The father of astronautics writes in 1901 that "The picture I am trying to create verbally is worthy of some great painters brush"Konstantin Tsiolkovsky Autograph Manuscript Signed "K. Tsiolkovsky" eight times. Twenty-eight pages, 8vo, 1901, in Russian. The manuscript is entitled Traveling Around the Earth: Relative Phenomena and Feelings During the Flight and Out of It." Page twenty-two contains the signature, "Must be tested K. Tsiolkovsky." In addition to the signatures are numerous hand drawings throughout the manuscript with English translations. Four of the twenty-eight pages are inserts with drawings. Also included is a supplement of four loose, folded pages with drawings and many calculations dated May 5, 1928. The manuscript is in grey ink on evenly browned paper with water markings on the right lower pages. Minor wear and small tears to edges, though the text is not affected. A complete English translation is included.
This extraordinarily rare manuscript contains Tsiolkovsky's thoughts of an imaginary flight into space with discussions of his ideas and calculations for overcoming Earth's gravity in a rocket. Tsiolkovsky also writes about a hydrogen and oxygen engine, early thoughts of calculations of gravity and its effects on man, the appearance of the celestial views from space, what an observer from Earth will witness watching the flight, and the return to Earth with enhanced gravity. He also calls for an experimental method for verification of his ideas. Tsiolkovsky writes in the manuscript, "Before this trip becomes possible, it will take me years and years of strenuous work. . . . We don't even feel the Earth's gravity which we are used to. . . . It doesn't matter whether the substance put on a scale pan is of the same or different weight, so gold can't be sold by weight. . . . The picture I am trying to create verbally is worthy of some great painters brush. . . . We don't touch the floor either and can take any position or direction." Tsiolkovsky's manuscripts are highly coveted on the space history market. This is an exceptional piece from the father of astronautics.
Born in 1857, Konstantin Tsiolkovsky was rendered deaf during a childhood bout with scarlet fever. He was largely self-taught and his first formal employment was as a "people's school teacher" in 1878. Although without any resources outside of his meager salary, Tsiolkovsky conducted his own engineering research. In 1883, he demonstrated the reaction principle while experimenting with opening a cask filled with compressed gas. In 1898 he finished a design of a reaction thrust motor. The following year, the Physics and Mathematics Department of the Academy of Science granted him 470 rubles to further research the principles of the reaction thrust motor. Tsiolkovsky published his first article on rocketry in 1903. It was a discussion of how a reaction thrust motor could demonstrate Newton's Third Law, allowing men to escape the gravitational force of the earth. In the same year the scientist produced his first design for a rocket. According to Tsiolkovsky's plan, the vessel was to be powered by a combination of liquid oxygen and hydrogen. Mixing at the end of a tube, the fuels would produce condensed and heated gases. Tsiolkovsky also hypothesized the creation of a "rocket train" (see below), a multistage rocket ship the layers of which would be discarded as the fuel they carried was consumed. In 1919 he was elected to the Socialist Academy (later the U.S.S.R. Academy of Science). During the course of this life, Tsiolkovsky produced approximately sixty works on physics, astronomy, and astronautics. In 1935 he published Na Lune (On the moon), a compilation of descriptions of rockets and the other pieces of machinery required for spaceflights.

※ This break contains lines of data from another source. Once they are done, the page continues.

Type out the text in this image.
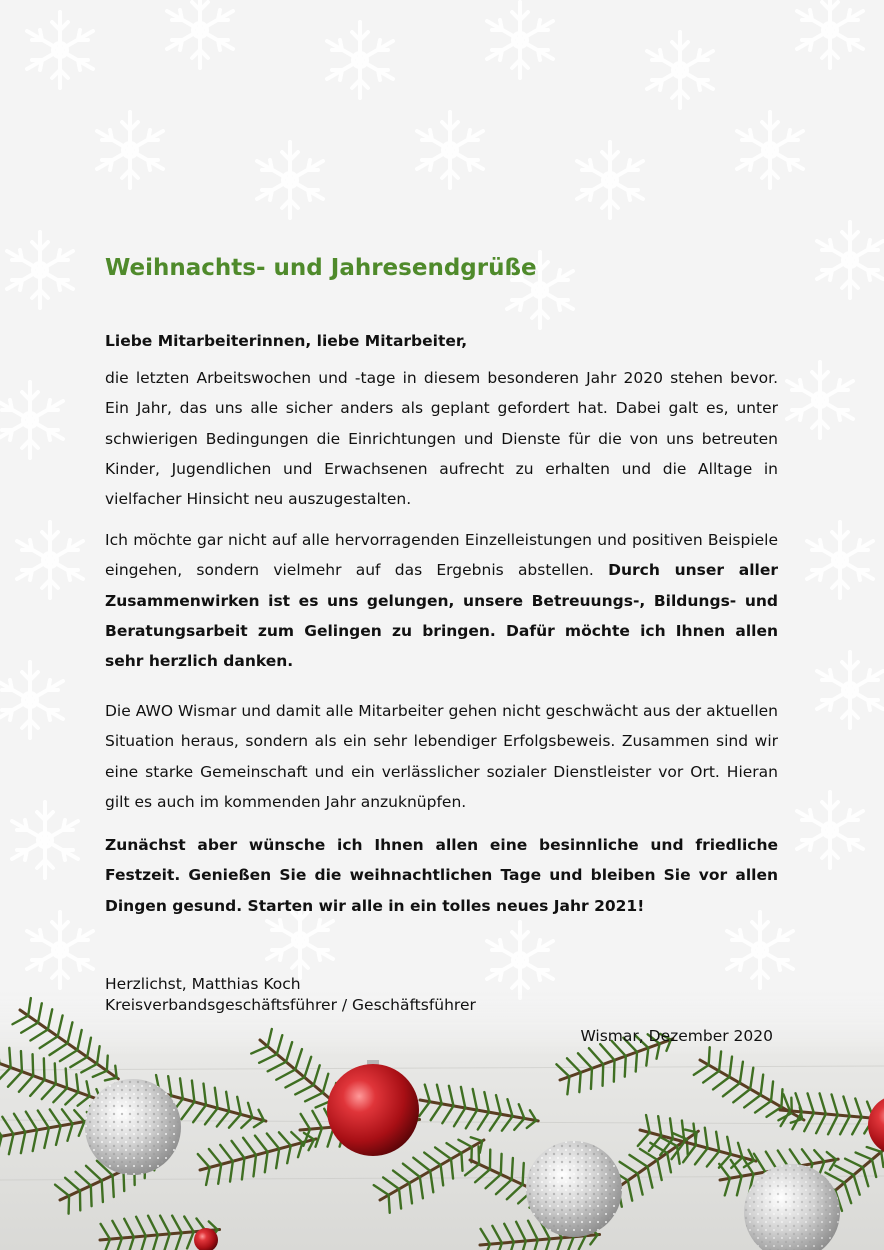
Weihnachts- und Jahresendgrüße

Liebe Mitarbeiterinnen, liebe Mitarbeiter,

die letzten Arbeitswochen und -tage in diesem besonderen Jahr 2020 stehen bevor. Ein Jahr, das uns alle sicher anders als geplant gefordert hat. Dabei galt es, unter schwierigen Bedingungen die Einrichtungen und Dienste für die von uns betreuten Kinder, Jugendlichen und Erwachsenen aufrecht zu erhalten und die Alltage in vielfacher Hinsicht neu auszugestalten.

Ich möchte gar nicht auf alle hervorragenden Einzelleistungen und positiven Beispiele eingehen, sondern vielmehr auf das Ergebnis abstellen. Durch unser aller Zusammenwirken ist es uns gelungen, unsere Betreuungs-, Bildungs- und Beratungsarbeit zum Gelingen zu bringen. Dafür möchte ich Ihnen allen sehr herzlich danken.

Die AWO Wismar und damit alle Mitarbeiter gehen nicht geschwächt aus der aktuellen Situation heraus, sondern als ein sehr lebendiger Erfolgsbeweis. Zusammen sind wir eine starke Gemeinschaft und ein verlässlicher sozialer Dienstleister vor Ort. Hieran gilt es auch im kommenden Jahr anzuknüpfen.

Zunächst aber wünsche ich Ihnen allen eine besinnliche und friedliche Festzeit. Genießen Sie die weihnachtlichen Tage und bleiben Sie vor allen Dingen gesund. Starten wir alle in ein tolles neues Jahr 2021!

Herzlichst, Matthias Koch
Kreisverbandsgeschäftsführer / Geschäftsführer
Wismar, Dezember 2020
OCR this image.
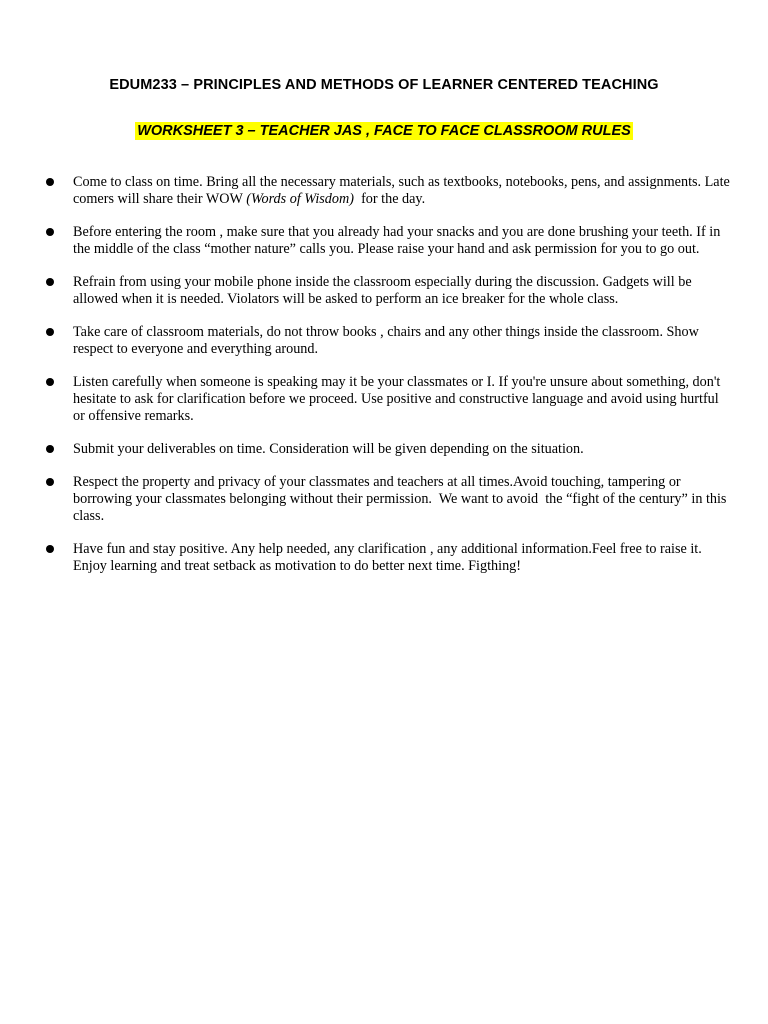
EDUM233 – PRINCIPLES AND METHODS OF LEARNER CENTERED TEACHING
WORKSHEET 3 – TEACHER JAS , FACE TO FACE CLASSROOM RULES
Come to class on time. Bring all the necessary materials, such as textbooks, notebooks, pens, and assignments. Late comers will share their WOW (Words of Wisdom)  for the day.
Before entering the room , make sure that you already had your snacks and you are done brushing your teeth. If in the middle of the class “mother nature” calls you. Please raise your hand and ask permission for you to go out.
Refrain from using your mobile phone inside the classroom especially during the discussion. Gadgets will be allowed when it is needed. Violators will be asked to perform an ice breaker for the whole class.
Take care of classroom materials, do not throw books , chairs and any other things inside the classroom. Show respect to everyone and everything around.
Listen carefully when someone is speaking may it be your classmates or I. If you're unsure about something, don't hesitate to ask for clarification before we proceed. Use positive and constructive language and avoid using hurtful or offensive remarks.
Submit your deliverables on time. Consideration will be given depending on the situation.
Respect the property and privacy of your classmates and teachers at all times.Avoid touching, tampering or borrowing your classmates belonging without their permission.  We want to avoid  the “fight of the century” in this class.
Have fun and stay positive. Any help needed, any clarification , any additional information.Feel free to raise it. Enjoy learning and treat setback as motivation to do better next time. Figthing!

Following are excerpts from this monumental work:
"The preview of a man (people) entering near the sun (space), making a flight around the Earth and as a next step conquering all space."
". . . the gravity inside the rocket is likely to increase 10 times."
". . .because when the rocket leaves the layers of the atmosphere, there is no friction and more and the flames gradually die out."
"[T]he idea of rocket trains by itself will solve the problem of the fuel as well as many other problems."
"I don't only return to my dream but I continue the research . . . even now in 1928."
"Perhaps Galileo tried to explain to his judges all the importance of the thinking of his time. Using my knowledge, I'm trying to find the ways for casting the light on the great mysteries."